Terra Insapiens. Дороги (СИ) - Григорьев Юрий Гаврилович (книги онлайн .txt, .fb2) 📗
— Нормандский герцог станет королём Англии, — просветил Шута Артур.
— Это Добрый Ричард что ли?
— Нет, его внук — Вильгельм.
Они ещё долго беседовали об истории будущего, а Ева, заинтересовавшись, слушала их, открыв рот и хлопая ресницами. Слёзы на её глазах высыхали.
На следующее утро Артур зашёл к другу. Паскаль лежал в кровати с открытыми глазами. На столе валялись бинты и лекарства. Хозяин уже с утра перебинтовал и обработал раны.
— Как ты себя чувствуешь? — спросил Артур, подойдя к кровати.
— Как несостоявшийся покойник, — пошутил Паскаль, пытаясь улыбнуться.
— Не надо было тебе делать этого, — сказал Артур, присев на стул возле стола.
— Ой, только давай без нравоучений. Я уже наслушался их от Адама… Что ты можешь мне сказать? «Tomorrow the birds will sing… Be brave! Face life!» — улыбаясь одними губами, произнёс он слова из старого фильма.
Артур промолчал. Он оглядел комнату, где было непривычно прибрано. «Видимо, Ева постаралась», — подумал он. Посидел, глядя на бледное лицо Паскаля и слушая его неровное дыхание.
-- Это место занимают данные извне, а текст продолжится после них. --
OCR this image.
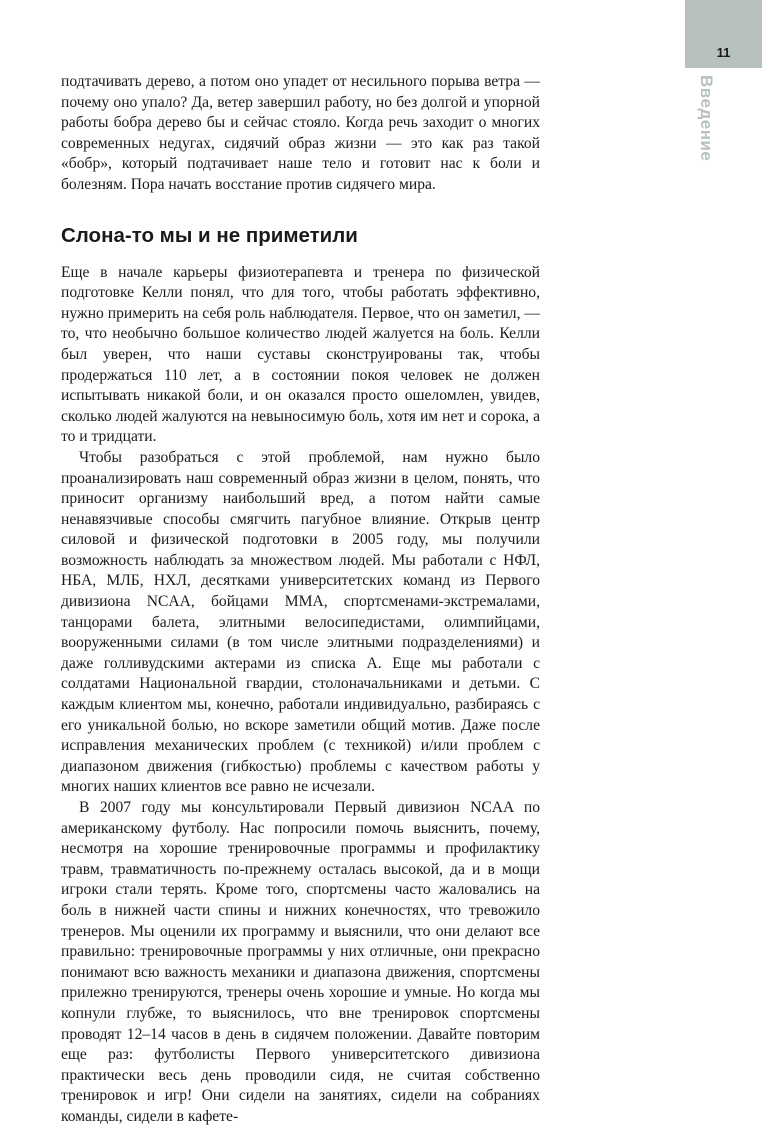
11
Введение

подтачивать дерево, а потом оно упадет от несильного порыва ветра — почему оно упало? Да, ветер завершил работу, но без долгой и упорной работы бобра дерево бы и сейчас стояло. Когда речь заходит о многих современных недугах, сидячий образ жизни — это как раз такой «бобр», который подтачивает наше тело и готовит нас к боли и болезням. Пора начать восстание против сидячего мира.

Слона-то мы и не приметили

Еще в начале карьеры физиотерапевта и тренера по физической подготовке Келли понял, что для того, чтобы работать эффективно, нужно примерить на себя роль наблюдателя. Первое, что он заметил, — то, что необычно большое количество людей жалуется на боль. Келли был уверен, что наши суставы сконструированы так, чтобы продержаться 110 лет, а в состоянии покоя человек не должен испытывать никакой боли, и он оказался просто ошеломлен, увидев, сколько людей жалуются на невыносимую боль, хотя им нет и сорока, а то и тридцати.

Чтобы разобраться с этой проблемой, нам нужно было проанализировать наш современный образ жизни в целом, понять, что приносит организму наибольший вред, а потом найти самые ненавязчивые способы смягчить пагубное влияние. Открыв центр силовой и физической подготовки в 2005 году, мы получили возможность наблюдать за множеством людей. Мы работали с НФЛ, НБА, МЛБ, НХЛ, десятками университетских команд из Первого дивизиона NCAA, бойцами ММА, спортсменами-экстремалами, танцорами балета, элитными велосипедистами, олимпийцами, вооруженными силами (в том числе элитными подразделениями) и даже голливудскими актерами из списка А. Еще мы работали с солдатами Национальной гвардии, столоначальниками и детьми. С каждым клиентом мы, конечно, работали индивидуально, разбираясь с его уникальной болью, но вскоре заметили общий мотив. Даже после исправления механических проблем (с техникой) и/или проблем с диапазоном движения (гибкостью) проблемы с качеством работы у многих наших клиентов все равно не исчезали.

В 2007 году мы консультировали Первый дивизион NCAA по американскому футболу. Нас попросили помочь выяснить, почему, несмотря на хорошие тренировочные программы и профилактику травм, травматичность по-прежнему осталась высокой, да и в мощи игроки стали терять. Кроме того, спортсмены часто жаловались на боль в нижней части спины и нижних конечностях, что тревожило тренеров. Мы оценили их программу и выяснили, что они делают все правильно: тренировочные программы у них отличные, они прекрасно понимают всю важность механики и диапазона движения, спортсмены прилежно тренируются, тренеры очень хорошие и умные. Но когда мы копнули глубже, то выяснилось, что вне тренировок спортсмены проводят 12–14 часов в день в сидячем положении. Давайте повторим еще раз: футболисты Первого университетского дивизиона практически весь день проводили сидя, не считая собственно тренировок и игр! Они сидели на занятиях, сидели на собраниях команды, сидели в кафете-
— Давай поговорим о смерти, — тихо сказал Паскаль.
Он смотрел в потолок или дальше, серьёзно и даже строго. Артур подошёл и присел на стул у кровати.
— Смерть похожа на чёрную дыру, — задумчиво говорил Паскаль. — Ты знаешь, что она засосёт тебя, разорвёт и уничтожит. Но ты не знаешь, что будет потом. Вынырнешь ли ты в каком-нибудь ином мире для новой жизни или это окончательное уничтожение без вариантов? Может быть, и вынырнут где-то в ином мире твои атомы и распылятся по газовым облакам чужого космоса. Твои атомы это не ты. И вообще они не твои, а взяты взаймы.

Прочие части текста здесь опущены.